Slugs, Snails And Puppy Dog Tales: I Hate Sewing

Slugs, Snails And Puppy Dog Tales: I Hate Sewing

I love lots of things about having children, but one thing I hate about having them is sewing.

At school any needlework project was created amidst much angst and invariably looked like a dog's breakfast despite all the sweat I had expended over it.

I just couldn't get the hang of the running stitch versus the over-sewing stitch, and don't even get me started on using a sewing machine. The knots I wove from skeins of thread could have been put up for the Turner Prize such was their intricacy. I still recall handing over a purple top that I had spent an entire term crafting, only for my mother to fall about in fits. To be fair it was a pretty hilarious attempt.
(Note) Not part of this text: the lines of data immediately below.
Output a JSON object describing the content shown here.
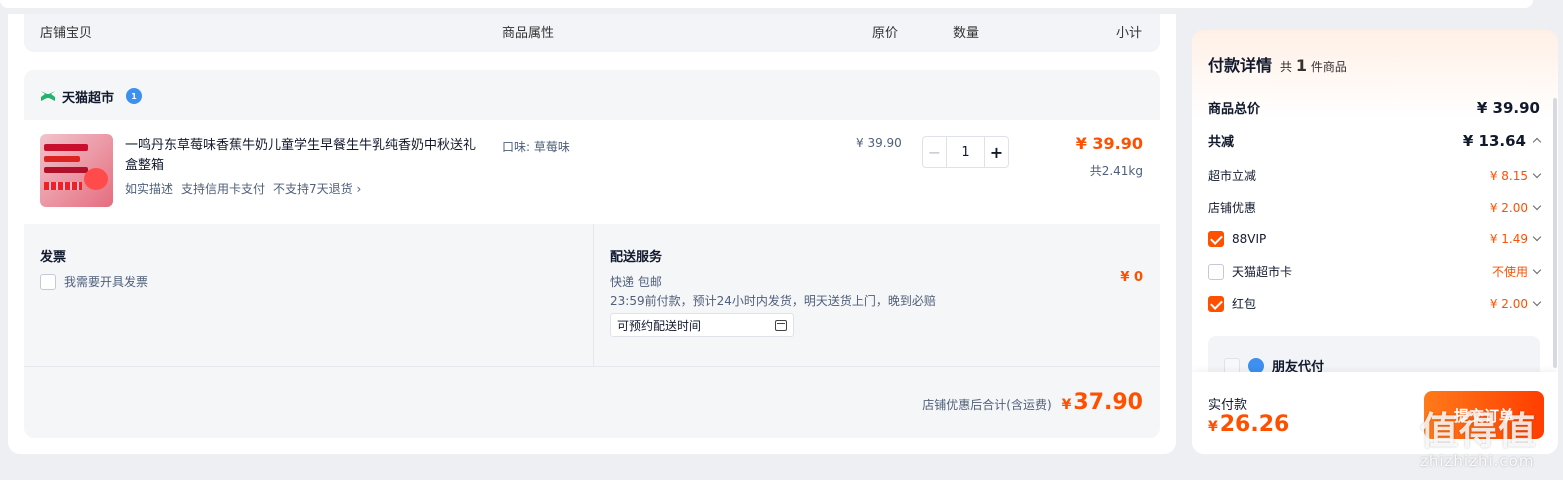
{
  "table_header": {
    "shop_item": "店铺宝贝",
    "attributes": "商品属性",
    "original_price": "原价",
    "quantity": "数量",
    "subtotal": "小计"
  },
  "shop": {
    "name": "天猫超市",
    "badge": "1",
    "item": {
      "name": "一鸣丹东草莓味香蕉牛奶儿童学生早餐生牛乳纯香奶中秋送礼盒整箱",
      "tags": [
        "如实描述",
        "支持信用卡支付",
        "不支持7天退货 ›"
      ],
      "attribute": "口味: 草莓味",
      "price": "¥ 39.90",
      "quantity": "1",
      "subtotal": "¥ 39.90",
      "weight": "共2.41kg"
    },
    "invoice": {
      "title": "发票",
      "option": "我需要开具发票"
    },
    "delivery": {
      "title": "配送服务",
      "line1": "快递 包邮",
      "line2": "23:59前付款，预计24小时内发货，明天送货上门，晚到必赔",
      "fee": "¥ 0",
      "date_placeholder": "可预约配送时间"
    },
    "total_label": "店铺优惠后合计(含运费)",
    "total_currency": "¥",
    "total_value": "37.90"
  },
  "payment": {
    "title": "付款详情",
    "count_prefix": "共",
    "count": "1",
    "count_suffix": "件商品",
    "goods_total_label": "商品总价",
    "goods_total": "¥ 39.90",
    "discount_label": "共减",
    "discount_total": "¥ 13.64",
    "discounts": [
      {
        "label": "超市立减",
        "value": "¥ 8.15",
        "checkbox": "none"
      },
      {
        "label": "店铺优惠",
        "value": "¥ 2.00",
        "checkbox": "none"
      },
      {
        "label": "88VIP",
        "value": "¥ 1.49",
        "checkbox": "checked"
      },
      {
        "label": "天猫超市卡",
        "value": "不使用",
        "checkbox": "unchecked"
      },
      {
        "label": "红包",
        "value": "¥ 2.00",
        "checkbox": "checked"
      }
    ],
    "friend_pay": "朋友代付",
    "actual_label": "实付款",
    "actual_currency": "¥",
    "actual_value": "26.26",
    "submit_label": "提交订单"
  },
  "watermark": {
    "main": "值得值",
    "sub": "zhizhizhi.com"
  },
  "colors": {
    "accent": "#ff5000",
    "page_bg": "#eeeff2",
    "card_bg": "#f5f6f8"
  }
}
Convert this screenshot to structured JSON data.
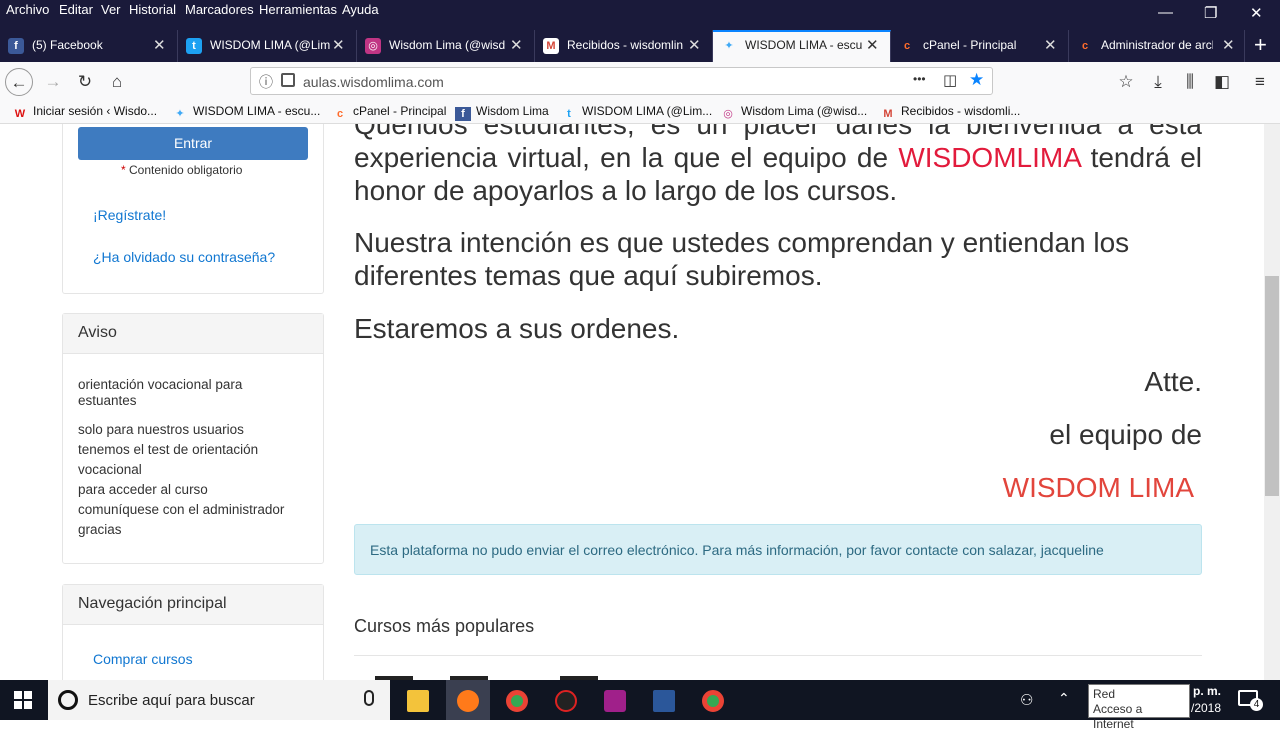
{
  "menubar": {
    "items": [
      "Archivo",
      "Editar",
      "Ver",
      "Historial",
      "Marcadores",
      "Herramientas",
      "Ayuda"
    ],
    "minimize": "—",
    "restore": "❐",
    "close": "✕"
  },
  "tabs": [
    {
      "title": "(5) Facebook",
      "icon": "facebook-icon",
      "color": "#3b5998",
      "glyph": "f"
    },
    {
      "title": "WISDOM LIMA (@Lim",
      "icon": "twitter-icon",
      "color": "#1da1f2",
      "glyph": "t"
    },
    {
      "title": "Wisdom Lima (@wisd",
      "icon": "instagram-icon",
      "color": "#c13584",
      "glyph": "◎"
    },
    {
      "title": "Recibidos - wisdomlin",
      "icon": "gmail-icon",
      "color": "#d44638",
      "glyph": "M"
    },
    {
      "title": "WISDOM LIMA - escu",
      "icon": "wisdom-logo-icon",
      "color": "#3fa9f5",
      "glyph": "✦"
    },
    {
      "title": "cPanel - Principal",
      "icon": "cpanel-icon",
      "color": "#ff6c2c",
      "glyph": "c"
    },
    {
      "title": "Administrador de arch",
      "icon": "cpanel-icon",
      "color": "#ff6c2c",
      "glyph": "c"
    }
  ],
  "tab_close": "✕",
  "new_tab": "+",
  "nav": {
    "back": "←",
    "forward": "→",
    "reload": "↻",
    "home": "⌂",
    "url": "aulas.wisdomlima.com",
    "info": "ⓘ",
    "more": "•••",
    "pocket": "◫",
    "star": "★"
  },
  "toolbar_right": {
    "library": "⫼",
    "sidebar": "◧",
    "download": "⤓",
    "reader": "☆",
    "menu": "≡"
  },
  "bookmarks": [
    {
      "label": "Iniciar sesión ‹ Wisdo...",
      "icon": "wordpress-icon",
      "color": "#d11",
      "glyph": "W"
    },
    {
      "label": "WISDOM LIMA - escu...",
      "icon": "wisdom-logo-icon",
      "color": "#3fa9f5",
      "glyph": "✦"
    },
    {
      "label": "cPanel - Principal",
      "icon": "cpanel-icon",
      "color": "#ff6c2c",
      "glyph": "c"
    },
    {
      "label": "Wisdom Lima",
      "icon": "facebook-icon",
      "color": "#3b5998",
      "glyph": "f"
    },
    {
      "label": "WISDOM LIMA (@Lim...",
      "icon": "twitter-icon",
      "color": "#1da1f2",
      "glyph": "t"
    },
    {
      "label": "Wisdom Lima (@wisd...",
      "icon": "instagram-icon",
      "color": "#c13584",
      "glyph": "◎"
    },
    {
      "label": "Recibidos - wisdomli...",
      "icon": "gmail-icon",
      "color": "#d44638",
      "glyph": "M"
    }
  ],
  "login": {
    "enter": "Entrar",
    "required_mark": "*",
    "required": "Contenido obligatorio",
    "register": "¡Regístrate!",
    "forgot": "¿Ha olvidado su contraseña?"
  },
  "aviso": {
    "heading": "Aviso",
    "title": "orientación vocacional para estuantes",
    "lines": [
      "solo para nuestros usuarios",
      "tenemos el test de orientación",
      "vocacional",
      "para acceder al curso",
      "comuníquese con el administrador",
      "gracias"
    ]
  },
  "navigation": {
    "heading": "Navegación principal",
    "link": "Comprar cursos"
  },
  "main": {
    "p1_a": "Queridos estudiantes, es un placer darles la bienvenida a esta experiencia virtual, en la que el equipo de ",
    "p1_brand": "WISDOMLIMA",
    "p1_b": " tendrá el honor de apoyarlos a lo largo de los cursos.",
    "p2": "Nuestra intención es que ustedes comprendan y entiendan los diferentes temas que aquí subiremos.",
    "p3": "Estaremos a sus ordenes.",
    "atte": "Atte.",
    "team": "el equipo de",
    "brand": "WISDOM LIMA",
    "alert": "Esta plataforma no pudo enviar el correo electrónico. Para más información, por favor contacte con salazar, jacqueline",
    "popular": "Cursos más populares"
  },
  "taskbar": {
    "search": "Escribe aquí para buscar",
    "clock_top": "p. m.",
    "clock_bottom": "/2018",
    "notif_count": "4"
  },
  "tooltip": {
    "line1": "Red",
    "line2": "Acceso a Internet"
  }
}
When I hung up my school uniform I thought that could be the end of sewing, just as I would never have to tackle another quadratic equation or conjugate another verb, and so it was until I had children. I'm not the only one of my generation who thought her sewing days were over.

Do you sew labels on your children's clothing or are you a biro or stick-on parent?

Oh no. Programmes like Kirsty's Homemade Home mean that it is no longer good enough to whip down to Mothercare for a newborn pack of cardis. Oh no, you have to knit your own to be eligible to wear the shiny halo of the good mother.

And then when they start school and nursery there are the dreaded name labels to sew into (what feels like) a thousand uniforms. Not that it appears to have stopped my sons from mysteriously losing all their school kit, but at least I can feel virtuous when those letters came home demanding all mothers SEW ON NAME LABELS in shouty capitals.

Thank goodness for Label Planet where I discovered really sticky stick on name labels that can even endure the washing machine and the tumble dryer.

But then came sports like judo and ballet, which required me to attach ribbon to belts and elastic to shoes. What's a girl who hates sewing to do? Well ask her mother-in-law of course who, as a lady brought up with a proper education, can actually wield a needle and thread with some elegance and aplomb.